Wie sollte man sich aber unter diesen Umständen darüber wundern können, dass die Ehrfurcht vor dem Heiligen aus vielen Kreisen immer mehr schwindet und ein profaner Zweifel- und Spottgeist an deren Stelle tritt. - Haben doch unter Anderem vor nicht langer Zeit rohe Massen in England es gewagt, den öffentlichen Gottesdienst in der Kirche zu stören. Und was nun gar die staatlichen Ordnungen anlangt, nun wir wissen es, wie ein unheimlicher Geist der Revolution und Anarchie fast alle Länder der zivilisierten Welt durchzieht und bald hier, bald dort in schreckenerregender Weise hervorbricht.

Nun, meine Brüder, die besonderen Richtungen, die durch eine Zeit hindurchgehen, üben auch immer einen gewissen Einfluss auf alle in dieser Zeit lebenden Menschen aus. Und deswegen wird es wohl nicht zu viel gesagt sein, wenn wir behaupten, dass in dem oben geschilderten Geist unserer Zeit auch bestimmte Versuchungen für die Gemeine Gottes liegen. Andererseits erwächst gerade angesichts der erwähnten Tatsachen der Gemeine Gottes die gesegnete Aufgabe, es zu zeigen, dass der Heilige Geist, der in ihr wohnt und waltet, sie in den Stand setzt, auch in dieser Beziehung das „Licht der Welt“ und das „Salz der Erde“ zu sein. Wenn der Unglaube in seiner Verblendung so oft das Evangelium als das eigentliche Hindernis ansieht, das dem Glück des Einzelnen, wie dem Wohlsein der Gesellschaft im Weg steht, so sollen die Träger des Evangeliums nach dem Willen Gottes durch Wohltun den Mund stopfen der „Unwissenheit der törichten Menschen“ (1. Petr. 2,15) und den Beweis liefern, wie allein der Geist Christi alle Verhältnisse zu heiligen und zu verklären im Stande ist. Da liegt es denn auf der Hand, von welcher Wichtigkeit die „Pietät“ für das christliche Leben ist, weil sie der Welt gegenüber den guten Geruch Christi von der Gemeine Gottes ausgehen lässt.
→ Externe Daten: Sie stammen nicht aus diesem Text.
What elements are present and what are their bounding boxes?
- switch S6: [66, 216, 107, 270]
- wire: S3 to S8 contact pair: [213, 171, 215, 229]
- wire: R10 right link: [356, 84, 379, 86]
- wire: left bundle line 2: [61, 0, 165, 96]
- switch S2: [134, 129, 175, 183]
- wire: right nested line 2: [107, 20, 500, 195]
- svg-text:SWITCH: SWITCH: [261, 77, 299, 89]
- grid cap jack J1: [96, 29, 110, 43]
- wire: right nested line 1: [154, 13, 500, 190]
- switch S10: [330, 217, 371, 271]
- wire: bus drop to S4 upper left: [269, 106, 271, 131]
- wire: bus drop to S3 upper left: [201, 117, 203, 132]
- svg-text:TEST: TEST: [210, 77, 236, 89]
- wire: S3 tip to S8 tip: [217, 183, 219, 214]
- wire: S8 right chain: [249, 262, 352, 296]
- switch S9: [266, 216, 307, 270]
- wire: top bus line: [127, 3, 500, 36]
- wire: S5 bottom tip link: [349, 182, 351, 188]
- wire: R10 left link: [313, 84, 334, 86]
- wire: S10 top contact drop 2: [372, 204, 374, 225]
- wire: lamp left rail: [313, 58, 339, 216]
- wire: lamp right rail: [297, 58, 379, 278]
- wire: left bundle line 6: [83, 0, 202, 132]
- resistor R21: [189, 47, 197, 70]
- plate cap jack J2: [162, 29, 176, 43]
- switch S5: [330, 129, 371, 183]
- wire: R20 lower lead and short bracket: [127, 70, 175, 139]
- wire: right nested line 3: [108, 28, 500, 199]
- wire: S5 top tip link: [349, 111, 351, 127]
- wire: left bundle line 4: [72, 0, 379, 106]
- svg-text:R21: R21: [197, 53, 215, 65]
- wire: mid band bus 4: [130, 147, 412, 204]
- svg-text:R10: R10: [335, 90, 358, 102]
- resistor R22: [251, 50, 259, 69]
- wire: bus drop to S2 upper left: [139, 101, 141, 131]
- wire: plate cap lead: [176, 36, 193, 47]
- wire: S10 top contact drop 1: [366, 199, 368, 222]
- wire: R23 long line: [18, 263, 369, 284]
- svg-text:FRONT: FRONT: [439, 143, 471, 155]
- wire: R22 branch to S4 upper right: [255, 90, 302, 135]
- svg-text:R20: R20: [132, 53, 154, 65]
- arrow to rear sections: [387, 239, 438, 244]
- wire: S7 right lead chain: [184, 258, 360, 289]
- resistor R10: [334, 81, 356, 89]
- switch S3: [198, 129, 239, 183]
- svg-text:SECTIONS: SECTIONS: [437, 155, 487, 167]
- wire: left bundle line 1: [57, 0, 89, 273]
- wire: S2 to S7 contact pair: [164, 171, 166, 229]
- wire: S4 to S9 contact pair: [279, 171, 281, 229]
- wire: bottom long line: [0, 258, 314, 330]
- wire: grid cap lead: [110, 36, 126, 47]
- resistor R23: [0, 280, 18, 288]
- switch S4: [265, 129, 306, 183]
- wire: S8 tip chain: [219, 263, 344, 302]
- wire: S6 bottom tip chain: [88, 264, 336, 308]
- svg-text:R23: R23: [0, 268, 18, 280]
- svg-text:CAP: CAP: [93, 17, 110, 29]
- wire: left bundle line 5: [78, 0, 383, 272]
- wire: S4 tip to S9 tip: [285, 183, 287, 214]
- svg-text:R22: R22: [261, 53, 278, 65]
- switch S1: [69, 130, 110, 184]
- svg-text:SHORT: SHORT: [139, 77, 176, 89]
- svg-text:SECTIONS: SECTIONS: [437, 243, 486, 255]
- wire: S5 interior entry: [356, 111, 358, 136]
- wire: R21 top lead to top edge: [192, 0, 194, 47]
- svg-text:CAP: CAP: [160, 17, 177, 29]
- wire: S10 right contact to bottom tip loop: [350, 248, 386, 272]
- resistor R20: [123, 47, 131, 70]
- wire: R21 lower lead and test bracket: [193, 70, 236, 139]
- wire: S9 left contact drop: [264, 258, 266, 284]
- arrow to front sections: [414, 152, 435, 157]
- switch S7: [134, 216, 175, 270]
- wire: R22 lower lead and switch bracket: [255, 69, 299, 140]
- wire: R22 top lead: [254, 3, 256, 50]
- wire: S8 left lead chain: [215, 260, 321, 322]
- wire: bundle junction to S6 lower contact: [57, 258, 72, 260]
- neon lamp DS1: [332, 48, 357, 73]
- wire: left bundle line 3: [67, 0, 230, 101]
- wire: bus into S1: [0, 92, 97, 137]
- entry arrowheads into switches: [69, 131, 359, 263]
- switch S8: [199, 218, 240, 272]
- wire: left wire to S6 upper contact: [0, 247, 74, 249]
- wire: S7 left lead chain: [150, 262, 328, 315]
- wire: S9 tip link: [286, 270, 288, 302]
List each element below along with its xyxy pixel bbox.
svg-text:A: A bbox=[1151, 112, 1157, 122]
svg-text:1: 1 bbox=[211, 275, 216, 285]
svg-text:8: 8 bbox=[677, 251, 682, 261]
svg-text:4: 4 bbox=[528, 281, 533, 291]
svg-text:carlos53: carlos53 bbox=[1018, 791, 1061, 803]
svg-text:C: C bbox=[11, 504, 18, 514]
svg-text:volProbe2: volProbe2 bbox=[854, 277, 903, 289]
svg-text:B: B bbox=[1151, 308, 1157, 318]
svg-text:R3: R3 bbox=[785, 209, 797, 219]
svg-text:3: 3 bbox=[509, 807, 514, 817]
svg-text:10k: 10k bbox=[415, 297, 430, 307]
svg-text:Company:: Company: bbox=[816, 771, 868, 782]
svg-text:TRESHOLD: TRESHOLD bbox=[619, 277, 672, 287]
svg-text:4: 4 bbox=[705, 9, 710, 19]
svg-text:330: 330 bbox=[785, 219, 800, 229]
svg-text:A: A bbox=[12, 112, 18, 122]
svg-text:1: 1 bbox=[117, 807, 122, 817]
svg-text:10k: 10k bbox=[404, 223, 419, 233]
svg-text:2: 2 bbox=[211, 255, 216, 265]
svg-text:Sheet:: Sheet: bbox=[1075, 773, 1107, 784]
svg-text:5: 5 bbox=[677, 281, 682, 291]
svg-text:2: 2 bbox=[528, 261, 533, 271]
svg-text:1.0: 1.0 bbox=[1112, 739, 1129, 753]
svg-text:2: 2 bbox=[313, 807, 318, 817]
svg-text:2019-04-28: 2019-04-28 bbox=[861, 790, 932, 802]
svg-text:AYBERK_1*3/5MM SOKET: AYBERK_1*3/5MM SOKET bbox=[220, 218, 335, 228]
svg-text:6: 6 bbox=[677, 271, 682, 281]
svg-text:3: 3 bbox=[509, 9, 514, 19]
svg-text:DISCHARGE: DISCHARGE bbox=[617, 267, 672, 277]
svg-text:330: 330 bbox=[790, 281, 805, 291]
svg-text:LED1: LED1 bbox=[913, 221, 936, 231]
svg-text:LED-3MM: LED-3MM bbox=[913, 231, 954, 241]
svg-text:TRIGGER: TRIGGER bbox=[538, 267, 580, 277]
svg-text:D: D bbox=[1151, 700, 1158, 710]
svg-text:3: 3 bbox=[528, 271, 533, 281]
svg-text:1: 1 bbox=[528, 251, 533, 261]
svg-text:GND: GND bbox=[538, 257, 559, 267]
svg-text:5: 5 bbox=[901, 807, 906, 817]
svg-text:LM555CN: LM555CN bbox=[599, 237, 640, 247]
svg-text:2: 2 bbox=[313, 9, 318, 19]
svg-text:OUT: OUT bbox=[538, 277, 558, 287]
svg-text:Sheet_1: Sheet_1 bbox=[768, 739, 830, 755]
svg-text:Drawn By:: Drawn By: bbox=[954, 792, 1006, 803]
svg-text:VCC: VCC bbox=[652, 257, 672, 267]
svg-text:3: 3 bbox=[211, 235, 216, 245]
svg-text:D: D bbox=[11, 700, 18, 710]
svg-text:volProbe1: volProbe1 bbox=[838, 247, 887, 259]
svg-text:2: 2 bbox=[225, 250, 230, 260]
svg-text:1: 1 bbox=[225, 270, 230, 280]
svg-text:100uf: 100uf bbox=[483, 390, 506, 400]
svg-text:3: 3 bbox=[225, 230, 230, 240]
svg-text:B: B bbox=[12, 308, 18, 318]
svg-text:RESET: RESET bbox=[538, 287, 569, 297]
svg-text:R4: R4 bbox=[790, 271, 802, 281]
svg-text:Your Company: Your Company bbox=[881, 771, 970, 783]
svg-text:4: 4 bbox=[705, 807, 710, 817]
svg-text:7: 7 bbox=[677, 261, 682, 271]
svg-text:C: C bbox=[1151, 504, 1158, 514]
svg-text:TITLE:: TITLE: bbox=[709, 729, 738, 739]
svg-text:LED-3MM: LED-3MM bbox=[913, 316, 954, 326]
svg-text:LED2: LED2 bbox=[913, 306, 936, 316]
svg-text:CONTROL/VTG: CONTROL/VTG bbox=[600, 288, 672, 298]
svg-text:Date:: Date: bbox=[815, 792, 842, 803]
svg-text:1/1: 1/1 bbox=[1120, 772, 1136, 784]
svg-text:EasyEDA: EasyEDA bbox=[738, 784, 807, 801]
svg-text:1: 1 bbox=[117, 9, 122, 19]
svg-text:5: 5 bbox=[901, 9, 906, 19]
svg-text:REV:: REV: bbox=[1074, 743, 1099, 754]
Zugleich aber hängt dieselbe aufs innigste mit einem wesentlichen Zug des Sinnes Christi zusammen, der von sich sagt, dass er sanftmütig und von Herzen demütig sei. Oder kann man sich es möglich denken, dass ein wirklich gedemütigtes Kind Gottes Mangel an Pietät an den Tag legen sollte?

Versuchen mir nun kurz zu zeigen, wie der Geist der Pietät auf den verschiedenen Lebensgebieten, die wir oben nannten, sich äußeren wird. Wir werden dabei selbstredend die Winke benutzen, die uns die Heilige Schrift gibt, da ja das Wort Gottes, wenn sich auch nicht gerade der Ausdruck in demselben findet, doch vielfach den Gegenstand, um den es sich hier handelt, berührt.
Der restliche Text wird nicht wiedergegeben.